Although the old adage that you shouldn’t eat shellfish unless there’s an R in the month isn’t strictly true any more, they are best eaten seasonally as they spawn in late spring to summer, which reduces their meat content. Grab some while you can.
Mussels with Fregola
1 kg mussels, cleaned and de-bearded
2 tbs olive oil
3 shallots, peeled and finely sliced
Pinch of salt
4 to 6 large cloves of garlic (to taste), peeled and finely sliced
150ml dry white wine
15g chopped parsley
Grated zest ½ lemon and a squeeze of its juice
Scrub the mussels and pull off their beards, discarding any which have broken shells or stay open when tapped on your work surface. Drain in a sieve. Prepare the onions, garlic and parsley.
Cook the fregola in salted water according to the packet instructions – mine took around 10 minutes – until just cooked with still with a bite. When it’s ready, drain and keep warm.
While it’s cooking, heat the oil in a large saucepan. It needs to be big enough to take all the mussels and still have space for them to steam. Gently fry the onions, sprinkled with a little salt, until soft and tinged with gold, about 10 minutes. Stir from time to time so they don’t catch. Add the garlic and cook for one minute more.

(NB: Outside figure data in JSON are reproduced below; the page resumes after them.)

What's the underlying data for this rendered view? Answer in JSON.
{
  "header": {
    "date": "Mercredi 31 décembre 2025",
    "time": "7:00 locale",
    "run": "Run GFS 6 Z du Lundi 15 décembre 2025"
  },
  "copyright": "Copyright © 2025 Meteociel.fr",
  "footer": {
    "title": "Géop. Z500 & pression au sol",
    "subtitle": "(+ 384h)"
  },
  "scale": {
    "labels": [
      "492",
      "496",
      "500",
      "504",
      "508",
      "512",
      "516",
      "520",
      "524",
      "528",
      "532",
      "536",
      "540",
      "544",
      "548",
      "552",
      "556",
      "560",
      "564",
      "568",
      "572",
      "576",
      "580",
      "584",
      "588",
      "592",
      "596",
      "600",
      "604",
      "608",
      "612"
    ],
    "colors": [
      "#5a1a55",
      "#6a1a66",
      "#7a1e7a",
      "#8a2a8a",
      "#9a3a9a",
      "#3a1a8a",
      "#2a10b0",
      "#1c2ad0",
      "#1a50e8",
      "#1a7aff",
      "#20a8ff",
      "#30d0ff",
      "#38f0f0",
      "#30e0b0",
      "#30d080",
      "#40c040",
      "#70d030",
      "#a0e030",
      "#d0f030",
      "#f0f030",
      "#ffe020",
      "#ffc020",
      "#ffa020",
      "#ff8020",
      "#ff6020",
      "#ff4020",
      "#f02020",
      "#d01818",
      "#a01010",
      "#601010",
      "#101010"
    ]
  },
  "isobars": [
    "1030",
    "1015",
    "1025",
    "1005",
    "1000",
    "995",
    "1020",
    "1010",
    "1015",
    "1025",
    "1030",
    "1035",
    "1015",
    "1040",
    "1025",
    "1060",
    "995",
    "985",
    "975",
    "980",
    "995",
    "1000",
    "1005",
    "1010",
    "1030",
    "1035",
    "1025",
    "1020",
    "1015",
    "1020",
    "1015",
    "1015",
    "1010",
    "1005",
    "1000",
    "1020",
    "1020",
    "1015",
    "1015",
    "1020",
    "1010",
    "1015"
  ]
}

Tip the mussels into the onion pan, pour in the wine and clamp on a lid. Cook for three or four minutes, shaking occasionally, until the mussels have opened. Stir through the cooked fregola.
Remove from the heat so the mussels don’t continue to cook and add the parsley, lemon zest and a good spritz of juice. Check the seasoning and scoop into bowls, discarding any mussels which haven’t opened. Eat straight away, with crusty bread to mop up the juices.